European Union Defence Ministers today welcomed a report from the European Defence Agency, designed to serve as a compass for defence planners as they develop the military capabilities the European Security and Defence Policy will require over the next twenty years in an increasingly challenging environment.

The report – the product of 11 months of study involving officials and experts from governments, defence bodies, academia and industry across Europe – was debated by the EDA Steering Board, the decision-making body on which the Defence Ministers of the Agency’s 24 participating Member States, and the European Commission, sit.

“This fascinating document offers planners, working their way through the fog of the future, a shared and stimulating analysis of some of the major trends that will shape that future,” said Javier Solana, the Head of the Agency, who chaired the ministerial meeting. “It provides shared views on the state of the world in which European Security and Defence Policy operations will take place and on what kind of capabilities will be needed to conduct those operations successfully,” he added.

“Given the lead times typically involved in developing defence capability, decisions we take, or fail to take, today will affect whether we have the right military capabilities, and the right capacities in Europe’s defence technological and industrial base, in the third decade of this century,” Solana said.

The report paints a sobering picture of an older and relatively less prosperous Europe in 20 years’ time which will be living in a less stable world.
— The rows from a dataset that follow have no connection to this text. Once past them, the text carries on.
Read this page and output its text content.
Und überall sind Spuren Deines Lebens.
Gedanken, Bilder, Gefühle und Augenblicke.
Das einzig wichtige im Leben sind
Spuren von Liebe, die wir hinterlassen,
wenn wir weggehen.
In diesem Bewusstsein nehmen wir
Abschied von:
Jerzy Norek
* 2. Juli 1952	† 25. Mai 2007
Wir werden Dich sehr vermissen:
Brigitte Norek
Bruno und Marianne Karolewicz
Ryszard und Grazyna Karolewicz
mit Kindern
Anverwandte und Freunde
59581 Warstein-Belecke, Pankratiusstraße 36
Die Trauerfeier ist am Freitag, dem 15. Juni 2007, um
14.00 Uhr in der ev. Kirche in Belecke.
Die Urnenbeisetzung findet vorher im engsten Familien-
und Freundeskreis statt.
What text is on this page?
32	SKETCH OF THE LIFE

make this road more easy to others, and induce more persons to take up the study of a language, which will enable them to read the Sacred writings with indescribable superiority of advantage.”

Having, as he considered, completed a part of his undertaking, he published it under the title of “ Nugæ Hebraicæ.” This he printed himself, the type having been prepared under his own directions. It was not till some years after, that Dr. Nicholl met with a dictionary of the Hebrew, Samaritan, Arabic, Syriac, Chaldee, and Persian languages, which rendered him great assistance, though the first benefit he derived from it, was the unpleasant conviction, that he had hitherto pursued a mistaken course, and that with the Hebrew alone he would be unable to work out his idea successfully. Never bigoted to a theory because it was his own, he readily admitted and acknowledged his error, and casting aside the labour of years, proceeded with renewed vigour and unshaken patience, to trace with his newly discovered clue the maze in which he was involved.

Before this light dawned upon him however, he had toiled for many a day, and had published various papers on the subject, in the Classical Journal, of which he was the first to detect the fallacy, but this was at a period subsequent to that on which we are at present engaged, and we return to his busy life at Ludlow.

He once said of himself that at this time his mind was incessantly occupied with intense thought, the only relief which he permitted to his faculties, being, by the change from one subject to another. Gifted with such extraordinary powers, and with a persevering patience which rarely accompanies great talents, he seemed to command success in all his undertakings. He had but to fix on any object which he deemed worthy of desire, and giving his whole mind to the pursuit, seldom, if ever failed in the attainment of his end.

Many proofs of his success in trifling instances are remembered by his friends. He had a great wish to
Defence will need to adapt to accelerating technological challenges and to changing attitudes towards the use of force, placing greater emphasis on the careful and precise use of military power.

It says ESDP operations are likely to be expeditionary, multinational and multi-instrument. Information will be critical against opponents whose tactics, aims and values will often be radically different. In such circumstances, the military will be only one of a range of instruments applied to achieve campaign goals. Complementarity of civil and military effort will determine success.

While the Steering Board endorsement does not include agreement of all particulars, the Ministers agreed that the Long-Term Vision (LTV) should be the basis for the Agency to present new proposals on an ESDP Capability Development Plan. “The best way to prepare for this future is through greater mutual transparency about medium- to long-term defence planning, so we can identify all those areas where the pooling of efforts and resources promises better value for money from tight defence budgets,” Solana said.

The LTV should also be the basis to pursue work on a European Defence R&T Strategy and related priorities, and to set an appropriate agenda for strengthening the European defence technological and industrial base.

Ministers also took stock of plans for a Joint Investment Programme (JIP) on Force Protection, an innovative approach to meeting one of the key objectives outlined by EU leaders of spending more, and more together in the critical area of Defence R&T. They urged the Agency to finalise the plan for decision at the next Steering Board meeting on 13 November and expressed their hopes for a programme with wide participation and a substantial budget.

The ministers also discussed the Agency’s priorities under a financial framework for the next three years which will be fixed by the Council of Ministers in November. The framework envisages the possibility of a modest increase in the size and budget of the Agency, with significant joint investments by Member States in the future taking place through mechanisms such as the JIP.

“It is clear that the future context for European defence is very challenging. It will be more expensive to recruit and equip our armed forces. And they will have to be flexible enough to handle complex and sensitive operations,” EDA Chief Executive Nick Witney said.

“But the shared analysis of the future set out in the Long-Term Vision provides a solid foundation on which to build the work of the Agency. And progress on the Joint Investment Programme is encouraging evidence that Member States are ready to work more closely together, as the best hope of preparing successfully for what lies ahead,” he added.